We made a Thanksgiving dinner using only recipes by MLB players
Thanksgiving menus tend to be predictable, and that's not a bad thing. Who doesn't look forward to mashed potatoes, gravy and pumpkin pie? But this year, I got my hands on "Diamond Dishes: From the Kitchens of Baseball's Biggest Stars," "The Big Hurt's Guide to BBQ and Grilling," and "The Nolan Ryan Beef and Barbecue Cookbook," and tried to find out if it was possible to cook an approximation of a Thanksgiving dinner using only MLB players' recipes.
I made a few rules for this exercise -- the recipes had to be related to the traditional holiday meal (no Derek Jeter pancakes), and they had to be cooked by the player or someone related to him. As much as I'm sure Miguel Cabrera enjoys eating saffron and shrimp risotto, one of his recipes from "Diamond Dishes," I doubt he's whipping it up for himself.
So, let's get this meal started.
Appetizer: Guacamole Gonzalez
Every good holiday meal has some kind of dip, so I chose Adrian Gonzalez's guacamole from "Diamond Dishes." It's a simple recipe, but one that Gonzalez actually makes himself. The serrano peppers add the perfect kick, and it takes less than 20 minutes to throw together:
Adrian looks more professional making it than I did, though:
Sides: Frank Thomas' Buttered Cast-Iron Cornbread and Nolan Ryan's Spinach Casserole
I know what you're thinking -- doesn't Ryan's cookbook have "beef and barbecue" in the title? Why did you make a vegetable recipe? Well, sirloin steaks aren't particularly identified with Thanksgiving, and spinach is good for you. This casserole is also cheesy and delicious, so it's like you're not eating a vegetable at all!
Clearly Ryan has become quite the gourmand in his retirement. I'd make this casserole again, and it's definitely a suitable replacement for green bean casserole, if you want to shake things up.

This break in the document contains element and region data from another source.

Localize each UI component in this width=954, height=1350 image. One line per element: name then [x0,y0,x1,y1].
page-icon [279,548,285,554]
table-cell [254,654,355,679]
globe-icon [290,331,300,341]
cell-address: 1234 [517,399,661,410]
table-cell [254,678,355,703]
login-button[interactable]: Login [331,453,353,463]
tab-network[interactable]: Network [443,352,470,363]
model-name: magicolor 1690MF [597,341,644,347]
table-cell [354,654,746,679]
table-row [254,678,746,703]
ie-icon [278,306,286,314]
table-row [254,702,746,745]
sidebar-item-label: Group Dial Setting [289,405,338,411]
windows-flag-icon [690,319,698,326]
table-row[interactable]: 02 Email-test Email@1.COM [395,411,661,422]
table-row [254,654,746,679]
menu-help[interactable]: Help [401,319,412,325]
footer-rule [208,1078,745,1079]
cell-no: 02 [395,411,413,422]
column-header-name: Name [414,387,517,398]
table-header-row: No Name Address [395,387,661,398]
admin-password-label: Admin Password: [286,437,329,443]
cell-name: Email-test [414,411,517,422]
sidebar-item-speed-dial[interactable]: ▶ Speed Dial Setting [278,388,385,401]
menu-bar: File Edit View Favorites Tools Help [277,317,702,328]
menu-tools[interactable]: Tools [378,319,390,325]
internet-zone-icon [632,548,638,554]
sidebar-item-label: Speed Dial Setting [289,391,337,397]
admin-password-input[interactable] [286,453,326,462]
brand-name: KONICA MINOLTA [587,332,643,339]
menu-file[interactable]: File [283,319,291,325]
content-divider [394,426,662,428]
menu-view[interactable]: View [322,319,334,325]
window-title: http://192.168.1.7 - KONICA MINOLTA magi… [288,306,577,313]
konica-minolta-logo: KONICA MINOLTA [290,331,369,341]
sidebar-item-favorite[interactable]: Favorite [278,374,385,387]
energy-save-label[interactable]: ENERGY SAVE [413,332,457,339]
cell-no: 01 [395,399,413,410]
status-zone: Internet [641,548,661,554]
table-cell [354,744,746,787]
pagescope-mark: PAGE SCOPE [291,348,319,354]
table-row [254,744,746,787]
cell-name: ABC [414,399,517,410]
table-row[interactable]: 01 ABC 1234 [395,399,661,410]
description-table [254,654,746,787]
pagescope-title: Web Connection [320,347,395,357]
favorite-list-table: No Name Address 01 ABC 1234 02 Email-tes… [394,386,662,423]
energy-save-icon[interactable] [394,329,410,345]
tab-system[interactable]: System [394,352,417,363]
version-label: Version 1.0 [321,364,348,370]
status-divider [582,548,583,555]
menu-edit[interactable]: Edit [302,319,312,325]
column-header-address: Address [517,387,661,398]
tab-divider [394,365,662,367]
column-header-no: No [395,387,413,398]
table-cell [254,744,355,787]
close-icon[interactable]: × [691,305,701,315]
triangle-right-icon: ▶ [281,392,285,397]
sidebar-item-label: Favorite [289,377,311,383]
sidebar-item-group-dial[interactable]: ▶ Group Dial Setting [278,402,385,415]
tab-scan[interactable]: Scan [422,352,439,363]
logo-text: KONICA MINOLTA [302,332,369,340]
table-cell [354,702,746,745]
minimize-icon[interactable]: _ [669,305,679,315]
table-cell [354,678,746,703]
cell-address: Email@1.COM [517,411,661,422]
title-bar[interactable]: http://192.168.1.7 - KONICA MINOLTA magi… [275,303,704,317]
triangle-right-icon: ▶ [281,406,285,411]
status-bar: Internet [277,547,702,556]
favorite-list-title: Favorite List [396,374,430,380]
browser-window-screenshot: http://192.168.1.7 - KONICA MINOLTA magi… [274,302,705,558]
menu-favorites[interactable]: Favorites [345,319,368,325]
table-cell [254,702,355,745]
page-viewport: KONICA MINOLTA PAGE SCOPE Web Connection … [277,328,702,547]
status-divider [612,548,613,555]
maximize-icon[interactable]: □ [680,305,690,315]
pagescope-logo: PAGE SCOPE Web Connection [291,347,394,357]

Now, I've got to be honest -- Frank Thomas' cast-iron cornbread is meant to be made on a grill, but my grill is tiny and it's cold outside, so I made it in the stove. However, it still turned out pretty well:
Thomas promises a "fluffy, unsweetened bread that makes a perfect side," and that's almost true. It's fluffy and unsweetened, but just a little too salty to be perfect.
The Bird: Albert Pujols' "Home Run Chicken"
According to "Diamond Dishes," this recipe, straight from Deidre Pujols' (Albert's wife) kitchen, actually will increase your chances of hitting a home run.
This was vibrant and tasty, and the long cooking time just makes all the crisp flavors stand out more. Look, I know turkey is traditional, but wouldn't you rather eat some home run chicken and then go destroy the rest of your family in whatever after-dinner game you play? Flag football, softball, Scrabble -- it doesn't matter, you'll win.
Dessert: Ruth Ryan's Special Occasion Carrot Cake
Unfortunately, no Major Leaguers appear to have pumpkin pie recipes in their back pockets. So I chose something else orange -- carrots. This recipe is Ryan's wife Ruth's, and it's a dessert everyone will love. I made the cake in two large pans instead of three small ones, so I ran out of frosting and had to go for a more … rustic … look, but it was still delicious:
Probably because the frosting contains a pound of sugar.
It turns out making an MLB Thanksgiving wasn't hard at all, it just required a little flexibility:
But I still need someone to get me "Fowl Tips" by Wade Boggs for next year.